Ängste und Depressionen gehören auch zu ihrem Leben dazu. Wer Angelika kennenlernt, kann sich diese Diagnosen kaum vorstellen. Die 74-Jährige wirkt aufgeschlossen, aktiv, wie eine buchstäbliche Powerfrau: „Viele sagen zu mir, dass ich immer so gut gelaunt bin“, erzählt sie. Wie es in ihrer Seele aussieht, bleibt den meisten verborgen. Von den Alpträumen, die sie nachts aufsuchen, erfährt niemand.
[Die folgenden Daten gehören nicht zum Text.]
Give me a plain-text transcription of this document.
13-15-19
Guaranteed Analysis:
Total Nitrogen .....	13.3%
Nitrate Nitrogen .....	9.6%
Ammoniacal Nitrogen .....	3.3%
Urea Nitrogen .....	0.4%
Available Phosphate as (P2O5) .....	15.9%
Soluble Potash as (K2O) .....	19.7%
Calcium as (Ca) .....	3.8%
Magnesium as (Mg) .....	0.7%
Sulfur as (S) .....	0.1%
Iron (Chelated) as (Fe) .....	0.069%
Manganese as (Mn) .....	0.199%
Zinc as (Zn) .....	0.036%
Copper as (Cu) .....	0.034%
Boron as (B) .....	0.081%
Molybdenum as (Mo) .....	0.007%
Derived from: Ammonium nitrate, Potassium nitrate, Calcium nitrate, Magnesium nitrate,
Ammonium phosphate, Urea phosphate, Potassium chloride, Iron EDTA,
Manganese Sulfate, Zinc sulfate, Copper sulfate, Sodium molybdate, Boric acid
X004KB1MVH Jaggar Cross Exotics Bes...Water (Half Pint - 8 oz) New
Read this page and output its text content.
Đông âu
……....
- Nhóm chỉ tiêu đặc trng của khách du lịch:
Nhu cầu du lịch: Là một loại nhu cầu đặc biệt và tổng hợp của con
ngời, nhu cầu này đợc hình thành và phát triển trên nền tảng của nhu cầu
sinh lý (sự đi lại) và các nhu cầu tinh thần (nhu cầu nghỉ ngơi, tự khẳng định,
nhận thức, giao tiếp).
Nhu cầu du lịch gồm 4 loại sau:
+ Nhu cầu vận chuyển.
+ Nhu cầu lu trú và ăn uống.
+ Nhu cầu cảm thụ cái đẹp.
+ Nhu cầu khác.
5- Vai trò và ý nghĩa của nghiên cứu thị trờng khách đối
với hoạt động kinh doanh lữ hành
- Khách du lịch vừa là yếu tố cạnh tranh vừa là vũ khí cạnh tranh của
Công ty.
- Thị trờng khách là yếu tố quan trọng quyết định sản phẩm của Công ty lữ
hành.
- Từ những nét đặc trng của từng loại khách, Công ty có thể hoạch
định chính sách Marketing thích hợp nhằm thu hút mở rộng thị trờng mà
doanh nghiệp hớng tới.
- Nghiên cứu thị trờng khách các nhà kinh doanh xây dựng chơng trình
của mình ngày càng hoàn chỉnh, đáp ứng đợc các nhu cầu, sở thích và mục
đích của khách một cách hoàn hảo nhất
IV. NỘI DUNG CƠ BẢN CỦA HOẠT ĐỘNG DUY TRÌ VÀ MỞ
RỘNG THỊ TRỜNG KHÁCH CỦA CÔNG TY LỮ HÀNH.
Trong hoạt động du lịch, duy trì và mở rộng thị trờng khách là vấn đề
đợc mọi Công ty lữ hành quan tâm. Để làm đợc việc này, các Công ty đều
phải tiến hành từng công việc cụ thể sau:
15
Die „Selbsthilfegruppe für psychisch und angstgestörte Menschen“ trifft sich im Evangelischen Gemeindehaus an der Hönnetalstraße in Balve. 
Die „Selbsthilfegruppe für psychisch und angstgestörte Menschen“ trifft sich im Evangelischen Gemeindehaus an der Hönnetalstraße in Balve.  © WP Balve | Corinna Schutzeichel

Irgendwann sagt ihre Psychologin zu ihr: „Wenn Sie nicht kürzer treten, leben Sie nicht mehr lange.“ Angelika beherzigt den Rat, legt seither auch mal Ruhepausen ein: „Aber dabei habe ich bis heute ein schlechtes Gewissen.“  

Telefonseelsorge

Wenn Sie selbst unter Stimmungsschwankungen, Depressionen oder Suizidgedanken leiden oder jemanden kennen, der daran leidet, können Sie sich bei der Telefonseelsorge helfen lassen. Sie erreichen sie unter 0800 1110-111 und unter 0800 1110-222 oder im Internet unter telefonseelsorge.de

„Sport und Bewegung haben mich gerettet. Ich muss mich dann aufraffen, ich zwinge mich dann dazu, aber damit kann ich mich abreagieren.“

Angelika

Im Laufe der Jahrzehnte hat Angelika einen Weg gefunden, mit allem, was sie erlebt hat, umzugehen: „Sport und Bewegung haben mich gerettet. Ich muss mich dann aufraffen, ich zwinge mich dann dazu, aber damit kann ich mich abreagieren.“ Oder sie geht an die frische Luft – auch bei Wind und Wetter und Eiseskälte.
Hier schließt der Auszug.